Cette façon de remettre à l’Assemblée, par le vote de confiance, la possibilité ou non de continuer à exercer sa gouvernance et à permettre au budget d’être voté, on va dire, par l’article 49.1, est une façon délibérée de poser un acte qui aura certainement des conséquences problématiques en France, mais qui est un acte. Il n’y a aucun doute là-dessus. Ça a une structure d’acte, au point qu’un certain nombre d’opposants politiques disent que c’est un suicide.
C’est un suicide politique. Et c’est probablement le cas. Il est clair qu’en faisant ainsi, François Bayrou se condamne à être éjecté du champ pour y revenir, bien entendu. Il est clair que dans l’acte psychanalytique aussi on assiste à une chute du sujet supposé savoir et à l’éjection du psychanalyste comme déchet de l’opération du transfert au titre de l’objet a. Tel est aussi l’acte du Premier Ministre.
Et avec une thématique qui, vous savez, est une thématique très importante pour la France, puisqu’il s’agit de la dette, et que la dette est abyssale. Et donc, acte politique dont nous avons l’exemple et qui ramène l’acteur qui en est l’auteur à la dimension du déchet. C’est-à-dire qu’exactement comme dans l’acte analytique, il va se retrouver mis au banc.
Mais mis au banc pour une perspective politique qui, peut-être, aura des conséquences dans l’avenir. En tout cas, sa question aura des conséquences, puisque nul ne peut ignorer le problème politique, économique et financier que pose la dette pour la France aujourd’hui. Enfin, si on l’ignore, c’est dommage, parce que c’est un problème réel.
Je voulais partir de cet exemple pour vous dire qu’aussi bien l’exemple de Gorbatchev que l’exemple de De Gaulle en 68, Gorbatchev en 89, l’acte politique est un acte qui a des conséquences et qui propulse celui qui en est l’acteur, on va dire, dans une autre dimension. Et c’est aussi ce qui se passe avec l’acte analytique. C’est-à-dire que, ça a été rappelé plusieurs fois lors de ces débuts de journée, il y a un processus de transformation qui s’opère à partir de cet acte.
Et cette transformation a un effet de sujet qui est consubstantiel à cet acte. Alors, on va examiner ensemble cette dimension et on va examiner plus largement le lien entre la question du politique et la question de l’acte psychanalytique. Je ne voudrais pas que nous en restions, si vous le voulez bien, à seulement montrer que l’acte psychanalytique domine tous les actes, mais comment il y a une articulation entre le politique et le psychanalytique.
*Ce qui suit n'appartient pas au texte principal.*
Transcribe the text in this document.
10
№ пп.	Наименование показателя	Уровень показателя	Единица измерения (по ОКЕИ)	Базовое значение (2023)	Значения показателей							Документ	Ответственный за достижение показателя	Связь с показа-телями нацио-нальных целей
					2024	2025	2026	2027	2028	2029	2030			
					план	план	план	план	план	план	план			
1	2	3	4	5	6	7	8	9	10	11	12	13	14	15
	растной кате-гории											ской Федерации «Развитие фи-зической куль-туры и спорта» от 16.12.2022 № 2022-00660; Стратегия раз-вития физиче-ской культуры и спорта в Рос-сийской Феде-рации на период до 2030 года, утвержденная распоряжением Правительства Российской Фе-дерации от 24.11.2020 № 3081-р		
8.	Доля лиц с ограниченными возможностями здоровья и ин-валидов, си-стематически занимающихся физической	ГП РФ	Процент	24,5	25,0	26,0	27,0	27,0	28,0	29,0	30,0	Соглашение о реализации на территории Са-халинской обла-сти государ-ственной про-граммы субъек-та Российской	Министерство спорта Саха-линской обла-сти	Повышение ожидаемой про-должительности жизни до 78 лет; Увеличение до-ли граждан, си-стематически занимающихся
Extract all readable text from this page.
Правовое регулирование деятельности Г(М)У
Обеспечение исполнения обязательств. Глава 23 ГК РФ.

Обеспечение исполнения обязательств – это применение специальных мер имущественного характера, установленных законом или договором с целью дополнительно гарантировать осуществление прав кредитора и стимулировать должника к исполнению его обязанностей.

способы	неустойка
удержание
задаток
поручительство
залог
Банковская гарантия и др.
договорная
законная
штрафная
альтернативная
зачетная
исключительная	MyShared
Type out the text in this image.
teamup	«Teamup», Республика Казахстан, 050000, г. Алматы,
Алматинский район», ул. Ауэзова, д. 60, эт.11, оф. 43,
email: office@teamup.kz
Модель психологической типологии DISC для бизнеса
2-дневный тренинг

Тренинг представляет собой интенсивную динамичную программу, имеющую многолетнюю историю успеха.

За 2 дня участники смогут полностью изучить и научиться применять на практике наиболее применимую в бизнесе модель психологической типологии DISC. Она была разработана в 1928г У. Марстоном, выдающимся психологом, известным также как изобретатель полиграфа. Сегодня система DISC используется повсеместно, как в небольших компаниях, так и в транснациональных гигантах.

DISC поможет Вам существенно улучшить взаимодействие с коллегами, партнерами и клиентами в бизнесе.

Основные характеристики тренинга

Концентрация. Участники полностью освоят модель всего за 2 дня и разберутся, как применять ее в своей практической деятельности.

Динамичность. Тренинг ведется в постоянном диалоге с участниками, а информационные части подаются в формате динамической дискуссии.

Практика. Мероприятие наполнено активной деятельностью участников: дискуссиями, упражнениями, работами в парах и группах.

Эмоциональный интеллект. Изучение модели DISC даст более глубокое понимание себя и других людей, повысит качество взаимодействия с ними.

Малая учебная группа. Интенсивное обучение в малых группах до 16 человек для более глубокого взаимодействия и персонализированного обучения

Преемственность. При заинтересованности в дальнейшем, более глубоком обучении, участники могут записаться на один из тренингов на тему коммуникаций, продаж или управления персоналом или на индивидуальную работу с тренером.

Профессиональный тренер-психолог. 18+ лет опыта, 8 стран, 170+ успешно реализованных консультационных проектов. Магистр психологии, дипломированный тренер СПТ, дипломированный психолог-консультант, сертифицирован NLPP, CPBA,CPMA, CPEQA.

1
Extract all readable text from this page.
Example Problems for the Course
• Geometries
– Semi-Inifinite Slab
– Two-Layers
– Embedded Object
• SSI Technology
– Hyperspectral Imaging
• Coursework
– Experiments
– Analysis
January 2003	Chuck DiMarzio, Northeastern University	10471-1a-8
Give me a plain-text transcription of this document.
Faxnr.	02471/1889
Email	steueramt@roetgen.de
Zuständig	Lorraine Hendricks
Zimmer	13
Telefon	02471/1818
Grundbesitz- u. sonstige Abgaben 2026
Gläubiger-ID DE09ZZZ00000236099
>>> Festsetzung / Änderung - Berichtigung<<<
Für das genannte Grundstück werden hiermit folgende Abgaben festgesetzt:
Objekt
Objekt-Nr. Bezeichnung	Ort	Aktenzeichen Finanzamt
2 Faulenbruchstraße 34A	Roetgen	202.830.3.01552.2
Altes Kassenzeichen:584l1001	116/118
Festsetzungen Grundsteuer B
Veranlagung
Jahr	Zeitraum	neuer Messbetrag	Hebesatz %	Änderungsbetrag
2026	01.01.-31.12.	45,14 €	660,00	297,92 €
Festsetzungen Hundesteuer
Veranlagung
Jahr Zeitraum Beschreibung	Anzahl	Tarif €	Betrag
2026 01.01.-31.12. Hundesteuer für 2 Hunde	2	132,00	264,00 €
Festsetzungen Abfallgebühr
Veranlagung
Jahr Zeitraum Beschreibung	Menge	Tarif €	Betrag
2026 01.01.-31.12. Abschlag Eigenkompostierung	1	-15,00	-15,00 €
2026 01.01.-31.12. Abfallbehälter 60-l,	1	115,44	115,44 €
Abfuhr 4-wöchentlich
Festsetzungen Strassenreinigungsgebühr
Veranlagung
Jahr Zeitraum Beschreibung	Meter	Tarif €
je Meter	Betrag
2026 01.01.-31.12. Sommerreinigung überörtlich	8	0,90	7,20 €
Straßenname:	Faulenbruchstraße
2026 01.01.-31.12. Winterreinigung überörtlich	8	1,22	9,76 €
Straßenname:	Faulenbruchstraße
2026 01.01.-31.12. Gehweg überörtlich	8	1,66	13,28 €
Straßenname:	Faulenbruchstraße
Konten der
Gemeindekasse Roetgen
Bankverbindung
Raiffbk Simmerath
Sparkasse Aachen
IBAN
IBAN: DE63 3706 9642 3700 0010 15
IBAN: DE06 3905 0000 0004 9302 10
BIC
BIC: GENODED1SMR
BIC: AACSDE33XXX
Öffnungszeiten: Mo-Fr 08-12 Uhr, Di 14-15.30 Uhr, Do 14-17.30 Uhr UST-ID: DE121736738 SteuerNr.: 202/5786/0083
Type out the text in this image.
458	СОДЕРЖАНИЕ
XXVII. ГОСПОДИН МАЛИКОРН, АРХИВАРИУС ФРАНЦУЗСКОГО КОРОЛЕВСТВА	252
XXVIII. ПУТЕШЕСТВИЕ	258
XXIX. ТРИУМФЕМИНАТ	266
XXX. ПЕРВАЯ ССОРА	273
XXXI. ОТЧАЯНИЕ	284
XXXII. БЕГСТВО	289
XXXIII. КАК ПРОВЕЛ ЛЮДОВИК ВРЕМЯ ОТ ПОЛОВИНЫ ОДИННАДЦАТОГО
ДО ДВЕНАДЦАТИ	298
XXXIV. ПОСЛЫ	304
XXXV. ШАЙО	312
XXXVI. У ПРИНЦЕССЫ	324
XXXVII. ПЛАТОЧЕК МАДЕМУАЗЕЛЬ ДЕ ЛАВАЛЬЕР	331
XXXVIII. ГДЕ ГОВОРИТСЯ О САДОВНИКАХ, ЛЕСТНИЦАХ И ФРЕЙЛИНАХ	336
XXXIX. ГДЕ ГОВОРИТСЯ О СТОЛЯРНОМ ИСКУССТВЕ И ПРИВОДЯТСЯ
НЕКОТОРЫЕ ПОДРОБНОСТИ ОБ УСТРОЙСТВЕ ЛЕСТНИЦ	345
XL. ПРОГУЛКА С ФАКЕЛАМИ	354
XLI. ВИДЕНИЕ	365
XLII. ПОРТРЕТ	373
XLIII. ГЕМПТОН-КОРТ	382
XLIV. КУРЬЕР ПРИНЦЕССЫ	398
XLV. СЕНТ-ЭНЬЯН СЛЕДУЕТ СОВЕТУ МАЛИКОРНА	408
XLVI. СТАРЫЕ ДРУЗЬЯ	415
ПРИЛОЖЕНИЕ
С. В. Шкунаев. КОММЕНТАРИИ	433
Car il est clair qu’en 1967 à la veille des évènements de 1968 Lacan attendait de la passe auquel s’articule l’acte psychanalytique qu’elle permette entre analystes un lien social moins catastrophique qu’il ne l’était alors, marqué par le jeu des nominations et des prestances imaginaires, c’est-à-dire des trahisons, des jalousies et des haines. L’acte psychanalytique aurait pu devenir un acte politique mettant au centre de ses enjeux l’opération d’une cure psychanalytique et de ses résultats pour un sujet dans le lien social. Lacan en attendait ainsi, et c’était ambitieux, une transformation du lien politique et social au-delà des seules associations, donc des conséquences politiques pour les citoyens. Il n’en a rien été, précisément à cause des effets de nominations, de prestances imaginaires, des trahisons, des jalousies et des haines qui ont rapidement rattrapé les psychanalystes dans leurs associations et qui perdurent en leur sein jusqu’à aujourd’hui. Echec de la passe et échec politique de la psychanalyse confirmé par l’échec de mai 68. Le même constat est à tirer de l’instauration de la passe à l’ALI, passé par profits et pertes.
J’espère qu’on va pouvoir aboutir à cette question et qu’on va en débattre ensemble. J’ai demandé aux intervenants qui ont préparé leurs travaux d’être relativement brefs, peut-être dix minutes, un quart d’heure, pour que nous puissions engager la discussion ensemble et que nous puissions discuter avec la salle sur les questions qui vont être posées.